On the last day for bills to be eligible to clear their second legislative chamber, House Bill 1130 was scheduled for a final confirmation vote, having cleared a preliminary vote successfully a day earlier.

But its Senate sponsor, Sen. Brandt Hershman (R-Renssalaer), moved it down the docket and eventually removed it from consideration. Late-game doubt had surfaced among Hershman’s fellow Senate Republicans after a blindsiding notice of opposition to the legislation by Jennifer McCormick, superintendent of public instruction for the Indiana Department of Education.

Hoosier State Press Association Executive Director and General Counsel Steve Key, an advocate of the legislation, explained that the withdrawal was last-ditch attempt to save the bill’s language and sentiment.

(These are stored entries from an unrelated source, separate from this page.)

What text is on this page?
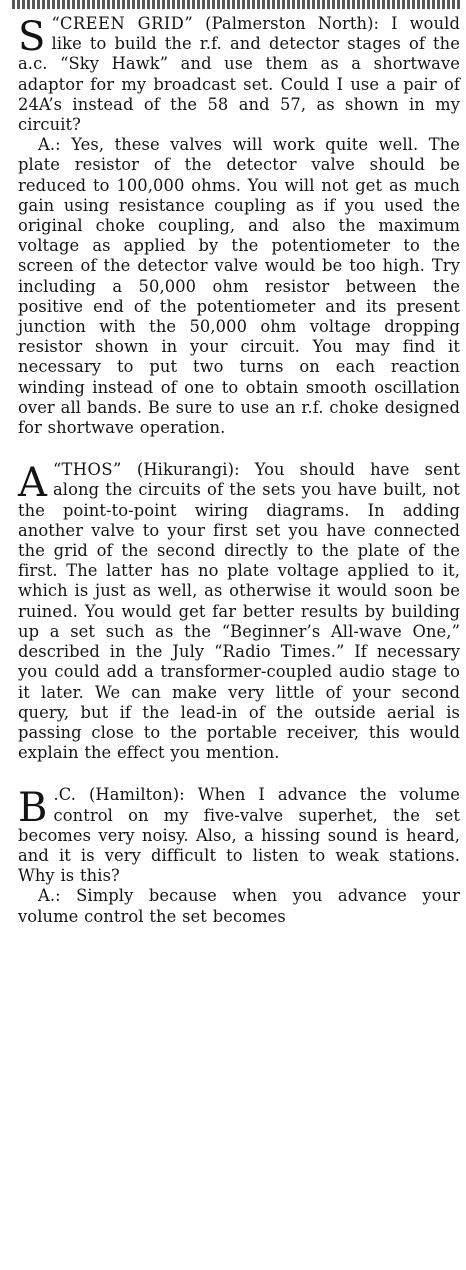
“
S CREEN GRID” (Palmerston North): I would like to build the r.f. and detector stages of the a.c. “Sky Hawk” and use them as a shortwave adaptor for my broadcast set. Could I use a pair of 24A’s instead of the 58 and 57, as shown in my circuit?

A.: Yes, these valves will work quite well. The plate resistor of the detector valve should be reduced to 100,000 ohms. You will not get as much gain using resistance coupling as if you used the original choke coupling, and also the maximum voltage as applied by the potentiometer to the screen of the detector valve would be too high. Try including a 50,000 ohm resistor between the positive end of the potentiometer and its present junction with the 50,000 ohm voltage dropping resistor shown in your circuit. You may find it necessary to put two turns on each reaction winding instead of one to obtain smooth oscillation over all bands. Be sure to use an r.f. choke designed for shortwave operation.

“
A THOS” (Hikurangi): You should have sent along the circuits of the sets you have built, not the point-to-point wiring diagrams. In adding another valve to your first set you have connected the grid of the second directly to the plate of the first. The latter has no plate voltage applied to it, which is just as well, as otherwise it would soon be ruined. You would get far better results by building up a set such as the “Beginner’s All-wave One,” described in the July “Radio Times.” If necessary you could add a transformer-coupled audio stage to it later. We can make very little of your second query, but if the lead-in of the outside aerial is passing close to the portable receiver, this would explain the effect you mention.

B .C. (Hamilton): When I advance the volume control on my five-valve superhet, the set becomes very noisy. Also, a hissing sound is heard, and it is very difficult to listen to weak stations. Why is this?

A.: Simply because when you advance your volume control the set becomes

“Sen. Hershman didn’t feel that the votes were there and so he did not call it down at all which means that the bill dies, but … because the language passed out of the House, the language is still alive and would be eligible to be added onto another bill if another bill is in conference committee,” Key said. “So while the bill died, the language is still alive, but maybe on life-support.”

Finding a bill to tack onto in conference committee may prove to be a difficult task, however. It would need to be germane, meaning another education bill, and concept is now proven to be controversial.

Key said the bill’s author, Rep. Ed Clere (R-New Albany), will begin looking for such legislation after the House and Senate finish second passages today. The part-time Indiana legislative session adjourns in two weeks.

The bill, which is modeled after New Voices legislation in other states, showed great promise passing out of the House with a vote of 88-4. It was scheduled for a vote in the Senate the same week that news of an investigation by high school journalists in Pittsburg, Kansas garnered national support for student press freedom after it resulted in the resignation of the school’s newly-hired principal.

While Key said the real game-changer for Indiana lawmakers was the 11th hour opposition by the state’s Department of Education – which apparently heard complaints from principals and superintendents associations without ever reaching out to the bill’s sponsors – he noted that some opposing legislators were skewing the Pittsburg, Kansas, story to fit a different narrative.

“We were told by a legislator that the opponents were trying to basically spin that story that the students had done in Kansas as a bad thing,” Key said. “They put it, ‘Look what would happen under this bill; principals would get fired.’ They were trying to twist what was an example of the kind of excellent work student journalists can do at the high school level and trying to turn it into a negative, but I can’t say that that was what the issue of the legislators we talked to.”

Adam Maksl, executive director of the Indiana Collegiate Press Association, said the D.O.E.’s opposition could be attributed to a turnover of administration.

“It’s disappointing since the supporters and journalism teachers in Indiana have worked a long time with the Department of Education,” Maksl said. “This is a new office; the leadership has changed due to a recent election and maybe there’s not as much memory for what student journalists have done in Indiana.”